Mulher trans eliminada ou O Brasil é o país que mais mata travestis e transexuais no mundo!, 2015, de Rosa Luz. Autorretrato. Foto: Divulgação

CONVERSA COM ARTISTA: ROSA LUZ E O PODER DO AUTORRETRATO

por Deri Andrade

20 de agosto de 2020

Mulher trans eliminada ou O Brasil é o país que mais mata travestis e transexuais no mundo!, 2015, de Rosa Luz. Autorretrato. Foto: Divulgação

A fotografia é parte intrínseca do trabalho da artista Rosa Luz.
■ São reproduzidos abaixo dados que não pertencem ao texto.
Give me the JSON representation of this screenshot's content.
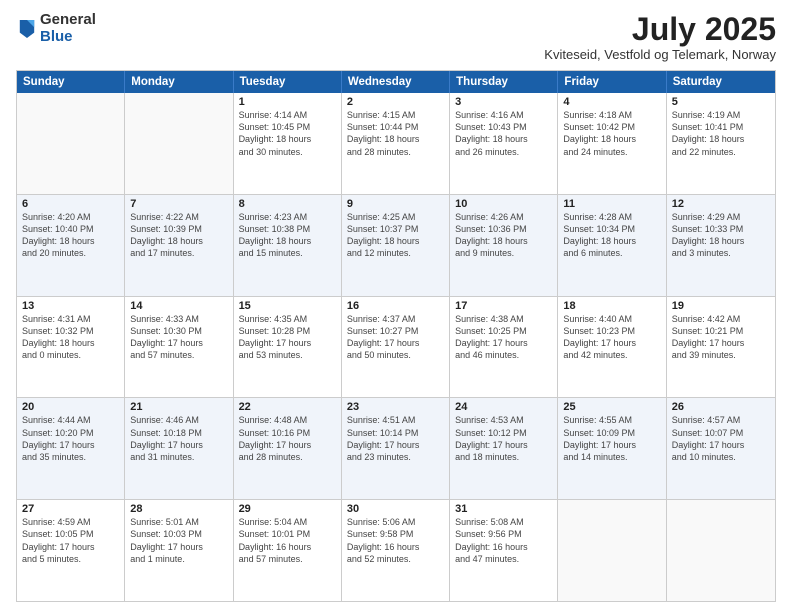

Utilizando do autorretrato como um processo de autoconhecimento, no qual seu corpo é seu próprio objeto artístico, Luz encontrou nessa prática também uma forma de se expressar socialmente como mulher trans. Natural de Gama, cidade-satélite de Brasília, a artista cursou Teoria, Crítica e História da Arte na Universidade de Brasília, onde driblou os poucos recursos para construir suas narrativas e desenvolver suas pesquisas. Rapper, youtuber e comunicadora, seu trabalho multimídia questiona os paradigmas hegemônicos de uma sociedade racista e transfóbica, que já assassinou 89 pessoas trans no Brasil apenas no primeiro semestre de 2020, segundo dados da Associação Nacional de Travestis e Transexuais (Antra). Nesta conversa com o Projeto Afro, Rosa Luz fala sobre como a fotografia surge em seu trabalho, dos novos projetos e das ameaças que sofreu na mais recente campanha de ódio e intolerância promovida pelo terrorismo digital no país.

E Se a Arte Fosse Travesti?, 2016, de Rosa Luz. Autorretrato. Foto: Divulgação

Deri Andrade (Projeto Afro): Você possui algumas séries de autorretratos que utilizam da fotografia como parte de suas pesquisas. Como surgiram seus primeiros trabalhos fotográficos? Poderia falar sobre?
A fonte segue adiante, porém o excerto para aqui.